Cet été, le hasard de mes envies m’ont fait regarder sur la même période la saison 11 de Curb your Enthusiasm et l’entièreté des Peaky Blinders que je n’avais pas encore pris la peine de découvrir jusque-là. Etant retombé peu de temps auparavant sur l’idée que je développais dans un article précédent d’une masculinité du Care à propos du personnage de Pacey, cette idée s’est mise à macérer dans l’environnement sériel que je lui offrais.

Le propos de cet article a commencé à prendre forme lorsqu’il est devenu évident pour moi que le personnage de Larry David incarnait précisément l’opposé de ce que l’on entend par l’éthique du Care. Non pas qu’il soit je-m’en-foutiste. Au contraire, il passe son temps à s’énerver et s’engueuler avec tout et n’importe qui pour des broutilles. Mais bien qu’il ne se préoccupe et ne prend jamais soin de personne d’autre que lui-même.

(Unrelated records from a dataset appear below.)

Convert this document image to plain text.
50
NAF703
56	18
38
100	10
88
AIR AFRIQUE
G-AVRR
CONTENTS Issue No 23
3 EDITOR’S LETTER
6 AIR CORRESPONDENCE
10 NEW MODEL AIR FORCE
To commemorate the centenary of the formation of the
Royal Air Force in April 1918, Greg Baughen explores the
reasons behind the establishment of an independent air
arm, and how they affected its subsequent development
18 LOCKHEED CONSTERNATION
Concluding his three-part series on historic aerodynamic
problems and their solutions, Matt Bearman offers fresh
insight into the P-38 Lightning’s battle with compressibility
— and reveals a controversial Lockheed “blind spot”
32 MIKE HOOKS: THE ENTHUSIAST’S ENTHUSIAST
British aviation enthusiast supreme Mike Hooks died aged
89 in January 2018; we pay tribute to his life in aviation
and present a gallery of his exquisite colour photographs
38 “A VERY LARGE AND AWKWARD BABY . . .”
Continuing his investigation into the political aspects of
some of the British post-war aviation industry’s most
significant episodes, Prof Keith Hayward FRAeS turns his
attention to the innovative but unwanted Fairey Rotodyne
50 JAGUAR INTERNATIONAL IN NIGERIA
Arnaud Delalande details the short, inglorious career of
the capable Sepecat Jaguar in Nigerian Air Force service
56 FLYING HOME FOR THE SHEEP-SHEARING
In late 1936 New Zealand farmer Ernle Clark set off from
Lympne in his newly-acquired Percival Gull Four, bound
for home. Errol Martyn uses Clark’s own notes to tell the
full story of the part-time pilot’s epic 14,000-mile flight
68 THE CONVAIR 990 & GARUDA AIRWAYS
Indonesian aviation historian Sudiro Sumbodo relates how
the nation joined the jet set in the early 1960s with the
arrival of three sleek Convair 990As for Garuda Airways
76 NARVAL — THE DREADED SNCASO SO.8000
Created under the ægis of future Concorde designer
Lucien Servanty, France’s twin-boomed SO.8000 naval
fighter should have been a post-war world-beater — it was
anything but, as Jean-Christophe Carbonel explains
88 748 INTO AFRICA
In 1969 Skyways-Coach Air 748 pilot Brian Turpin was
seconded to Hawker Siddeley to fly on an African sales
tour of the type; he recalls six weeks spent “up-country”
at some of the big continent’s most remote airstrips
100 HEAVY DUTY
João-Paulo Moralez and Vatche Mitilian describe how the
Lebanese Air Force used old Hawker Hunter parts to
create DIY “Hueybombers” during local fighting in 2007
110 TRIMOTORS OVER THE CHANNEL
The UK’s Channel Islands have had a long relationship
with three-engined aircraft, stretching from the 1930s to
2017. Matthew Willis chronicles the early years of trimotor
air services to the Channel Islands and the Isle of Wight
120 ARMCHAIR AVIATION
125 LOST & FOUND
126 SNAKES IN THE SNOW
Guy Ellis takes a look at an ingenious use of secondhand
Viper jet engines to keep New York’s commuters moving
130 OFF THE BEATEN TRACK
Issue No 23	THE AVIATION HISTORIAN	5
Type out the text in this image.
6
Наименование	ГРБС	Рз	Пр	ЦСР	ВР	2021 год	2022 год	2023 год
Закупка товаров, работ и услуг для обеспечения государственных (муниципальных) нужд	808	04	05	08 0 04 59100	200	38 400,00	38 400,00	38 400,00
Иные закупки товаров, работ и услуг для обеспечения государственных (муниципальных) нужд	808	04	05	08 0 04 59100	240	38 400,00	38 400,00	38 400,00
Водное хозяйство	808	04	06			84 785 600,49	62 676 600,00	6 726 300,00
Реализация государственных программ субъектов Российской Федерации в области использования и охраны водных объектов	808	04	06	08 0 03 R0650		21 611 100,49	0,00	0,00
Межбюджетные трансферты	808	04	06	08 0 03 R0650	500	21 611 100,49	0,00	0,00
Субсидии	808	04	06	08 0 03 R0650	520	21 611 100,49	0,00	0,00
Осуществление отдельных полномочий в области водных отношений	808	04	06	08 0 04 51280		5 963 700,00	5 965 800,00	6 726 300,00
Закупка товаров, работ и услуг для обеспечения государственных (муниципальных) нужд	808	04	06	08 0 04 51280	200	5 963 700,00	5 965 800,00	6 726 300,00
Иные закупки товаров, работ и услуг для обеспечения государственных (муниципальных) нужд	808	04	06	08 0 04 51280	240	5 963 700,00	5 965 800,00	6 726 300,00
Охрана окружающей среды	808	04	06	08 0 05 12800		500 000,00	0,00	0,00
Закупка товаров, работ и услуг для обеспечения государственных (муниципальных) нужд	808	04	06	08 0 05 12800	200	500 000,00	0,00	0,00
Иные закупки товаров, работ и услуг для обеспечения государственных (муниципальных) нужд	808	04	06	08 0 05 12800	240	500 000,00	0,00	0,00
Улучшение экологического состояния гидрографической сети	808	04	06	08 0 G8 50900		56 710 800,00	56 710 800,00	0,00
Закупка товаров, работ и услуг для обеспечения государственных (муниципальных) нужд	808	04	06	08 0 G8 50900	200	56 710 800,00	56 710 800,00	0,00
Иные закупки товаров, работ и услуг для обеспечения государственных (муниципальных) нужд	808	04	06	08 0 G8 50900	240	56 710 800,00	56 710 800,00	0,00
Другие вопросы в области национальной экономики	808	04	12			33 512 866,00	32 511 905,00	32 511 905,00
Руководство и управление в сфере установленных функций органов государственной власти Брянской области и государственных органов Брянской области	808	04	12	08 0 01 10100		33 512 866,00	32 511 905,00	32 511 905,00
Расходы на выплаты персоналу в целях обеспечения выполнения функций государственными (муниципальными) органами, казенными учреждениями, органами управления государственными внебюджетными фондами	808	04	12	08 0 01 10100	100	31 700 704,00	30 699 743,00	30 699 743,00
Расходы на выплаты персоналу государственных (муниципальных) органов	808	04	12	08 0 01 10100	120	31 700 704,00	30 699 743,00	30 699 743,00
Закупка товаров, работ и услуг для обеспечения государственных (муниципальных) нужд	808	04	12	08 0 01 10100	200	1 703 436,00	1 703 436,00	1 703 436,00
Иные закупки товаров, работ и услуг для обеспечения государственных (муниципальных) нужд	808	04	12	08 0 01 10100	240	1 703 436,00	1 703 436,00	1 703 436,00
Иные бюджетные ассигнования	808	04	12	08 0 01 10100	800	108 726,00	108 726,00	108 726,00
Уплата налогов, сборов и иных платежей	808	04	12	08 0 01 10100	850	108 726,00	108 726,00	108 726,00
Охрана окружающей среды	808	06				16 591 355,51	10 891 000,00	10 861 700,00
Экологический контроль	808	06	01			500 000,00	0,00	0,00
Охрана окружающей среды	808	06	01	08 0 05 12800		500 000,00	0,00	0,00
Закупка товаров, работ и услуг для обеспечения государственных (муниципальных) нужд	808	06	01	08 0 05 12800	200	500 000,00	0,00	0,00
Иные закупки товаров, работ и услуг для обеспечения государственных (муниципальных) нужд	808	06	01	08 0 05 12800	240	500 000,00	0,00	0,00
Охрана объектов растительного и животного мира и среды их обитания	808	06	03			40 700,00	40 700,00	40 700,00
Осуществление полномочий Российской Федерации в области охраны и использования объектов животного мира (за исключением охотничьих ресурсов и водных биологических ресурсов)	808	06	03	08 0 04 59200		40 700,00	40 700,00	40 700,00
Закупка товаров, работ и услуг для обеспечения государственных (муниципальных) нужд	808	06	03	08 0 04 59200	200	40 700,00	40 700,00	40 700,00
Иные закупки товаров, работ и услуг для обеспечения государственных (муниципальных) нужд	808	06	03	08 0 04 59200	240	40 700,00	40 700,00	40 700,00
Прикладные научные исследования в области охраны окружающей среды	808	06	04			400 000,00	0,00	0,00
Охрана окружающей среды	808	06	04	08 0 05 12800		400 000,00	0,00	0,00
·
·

Or, si l’idée du Care a été développée pour rendre compte d’un raisonnement éthique moins abstrait, et présenté comme moins rationnel, que l’on constatait chez les petites filles parce qu’elles prenaient davantage en considération le bien-être d’autrui que les principes moraux, Larry David, en incarnant une caricature d’« I don’t care », semblait en parallèle devoir représenter une attitude propre à la masculinité, celle de pouvoir se permettre de ne vivre que pour soi-même sans jamais devoir prendre en compte qui que ce soit d’autre.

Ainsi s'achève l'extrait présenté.